FAITS, PROCÉDURE, PRÉTENTIONS ET MOYENS DES PARTIES :
Les circonstances de la cause ayant été correctement rapportées par le tribunal dans son jugement au contenu duquel la cour entend se référer pour un plus ample exposé, il suffit de rappeler que M. [O] [Y] a reçu une première mise en demeure de l'URSSAF qui lui a été notifiée le 12 décembre 2011, pour un montant total de 4.176 euros. Cette mise en demeure concernait un rappel de cotisations et contributions sociales dues au titre de la période de régularisation pour l'année 2010 et du troisième trimestre de l'année 2011. Une deuxième mise en demeure lui a ensuite été notifiée le 10 août 2012, pour un montant total de 10.514 euros. Cette mise en demeure concernait un rappel de cotisations et contributions sociales dues au titre de la période de régularisation pour l'année 2011.

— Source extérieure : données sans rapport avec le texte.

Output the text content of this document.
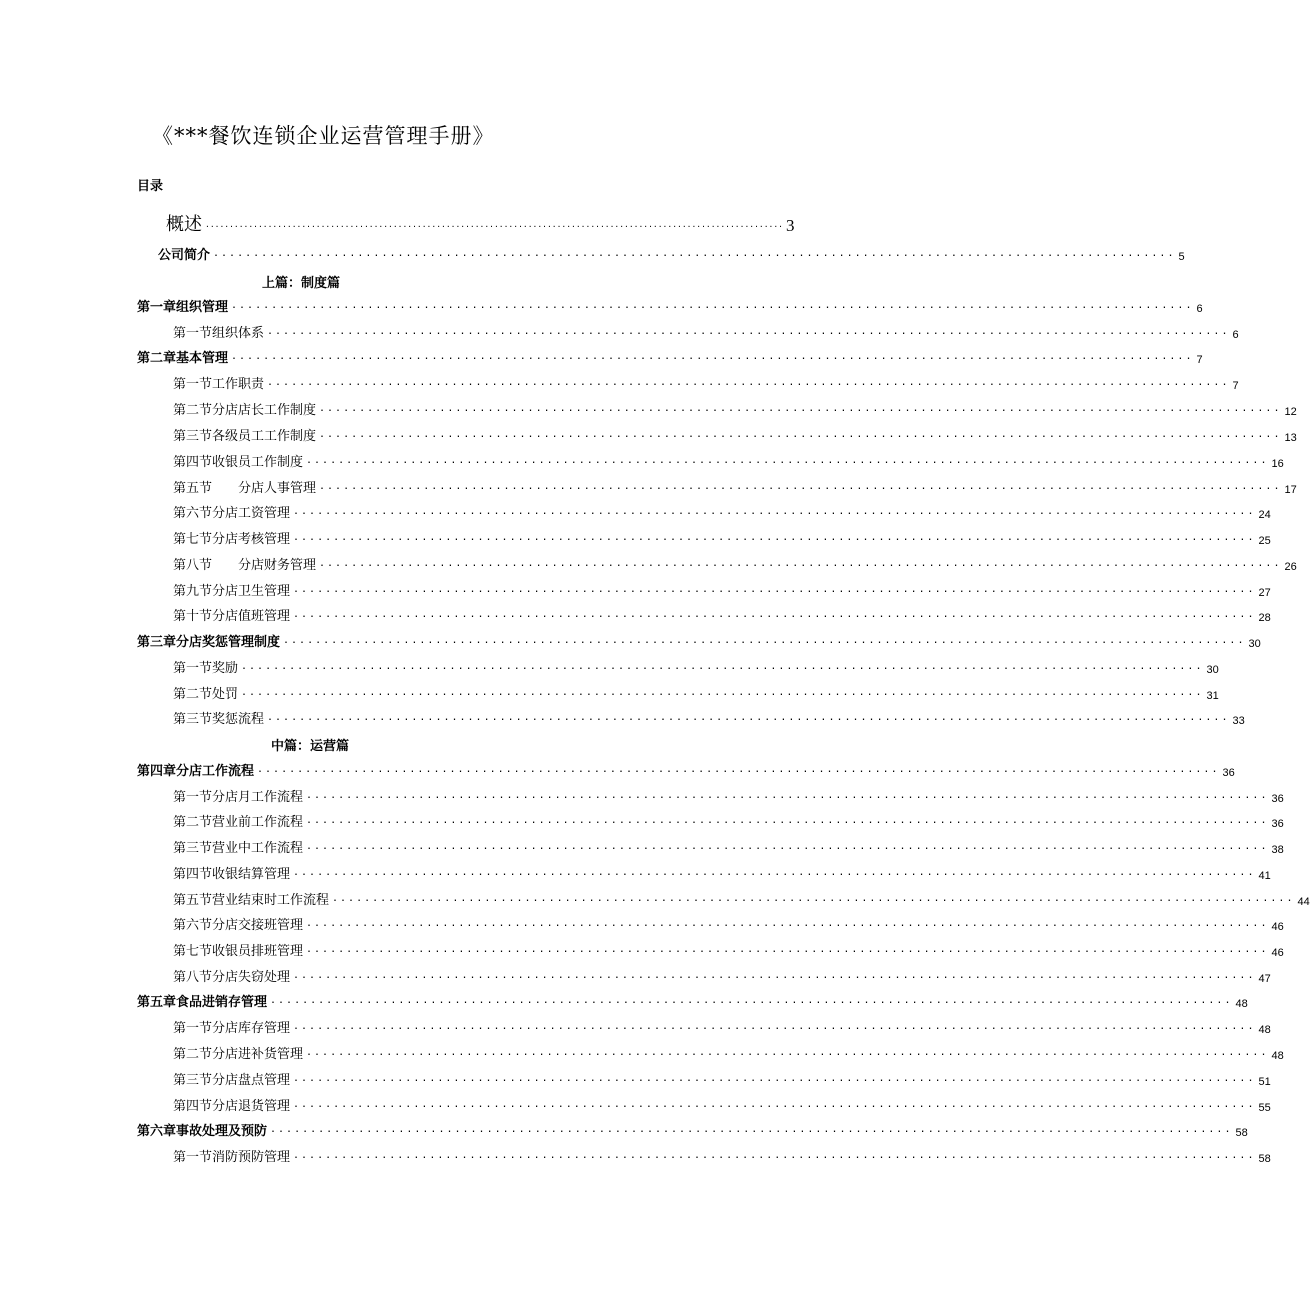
《***餐饮连锁企业运营管理手册》
目录
概述 ........................................................................................................................ 3
公司简介 ........................................................................................................................ 5
上篇：制度篇
第一章组织管理 ........................................................................................................................ 6
第一节组织体系 ........................................................................................................................ 6
第二章基本管理 ........................................................................................................................ 7
第一节工作职责 ........................................................................................................................ 7
第二节分店店长工作制度 ........................................................................................................................ 12
第三节各级员工工作制度 ........................................................................................................................ 13
第四节收银员工作制度 ........................................................................................................................ 16
第五节　　分店人事管理 ........................................................................................................................ 17
第六节分店工资管理 ........................................................................................................................ 24
第七节分店考核管理 ........................................................................................................................ 25
第八节　　分店财务管理 ........................................................................................................................ 26
第九节分店卫生管理 ........................................................................................................................ 27
第十节分店值班管理 ........................................................................................................................ 28
第三章分店奖惩管理制度 ........................................................................................................................ 30
第一节奖励 ........................................................................................................................ 30
第二节处罚 ........................................................................................................................ 31
第三节奖惩流程 ........................................................................................................................ 33
中篇：运营篇
第四章分店工作流程 ........................................................................................................................ 36
第一节分店月工作流程 ........................................................................................................................ 36
第二节营业前工作流程 ........................................................................................................................ 36
第三节营业中工作流程 ........................................................................................................................ 38
第四节收银结算管理 ........................................................................................................................ 41
第五节营业结束时工作流程 ........................................................................................................................ 44
第六节分店交接班管理 ........................................................................................................................ 46
第七节收银员排班管理 ........................................................................................................................ 46
第八节分店失窃处理 ........................................................................................................................ 47
第五章食品进销存管理 ........................................................................................................................ 48
第一节分店库存管理 ........................................................................................................................ 48
第二节分店进补货管理 ........................................................................................................................ 48
第三节分店盘点管理 ........................................................................................................................ 51
第四节分店退货管理 ........................................................................................................................ 55
第六章事故处理及预防 ........................................................................................................................ 58
第一节消防预防管理 ........................................................................................................................ 58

En raison du non-paiement par M. [O] [Y] des cotisations et contributions sociales réclamées dans les mises en demeure, une contrainte a été émise en date du 11 février 2016 et signifiée le 30 novembre 2016. Cette contrainte concerne un montant total de 14.683 euros.
Par recours du 8 décembre 2016, M. [O] [Y] a formé opposition devant le tribunal des affaires de sécurité sociale à l'exécution de la contrainte délivrée à son encontre par le RSI Centre Val de Loire, aux fins de recouvrement de la somme de 14.683 euros représentant les cotisations dues au titre de la régularisation 2010 et de celle de 2011 ainsi que le 3ème trimestre 2011.
Par jugement du 9 mai 2019, le pôle social du tribunal de grande instance de Paris a :
- validé la contrainte entreprise pour son entier montant, soit 14 683 euros ;
- laissé les frais de signification de contrainte à la charge de l'opposant.
Le jugement lui ayant été notifié le 22 mai 2019, M. [O] [Y] en a interjeté appel par courrier du 11 juin 2019.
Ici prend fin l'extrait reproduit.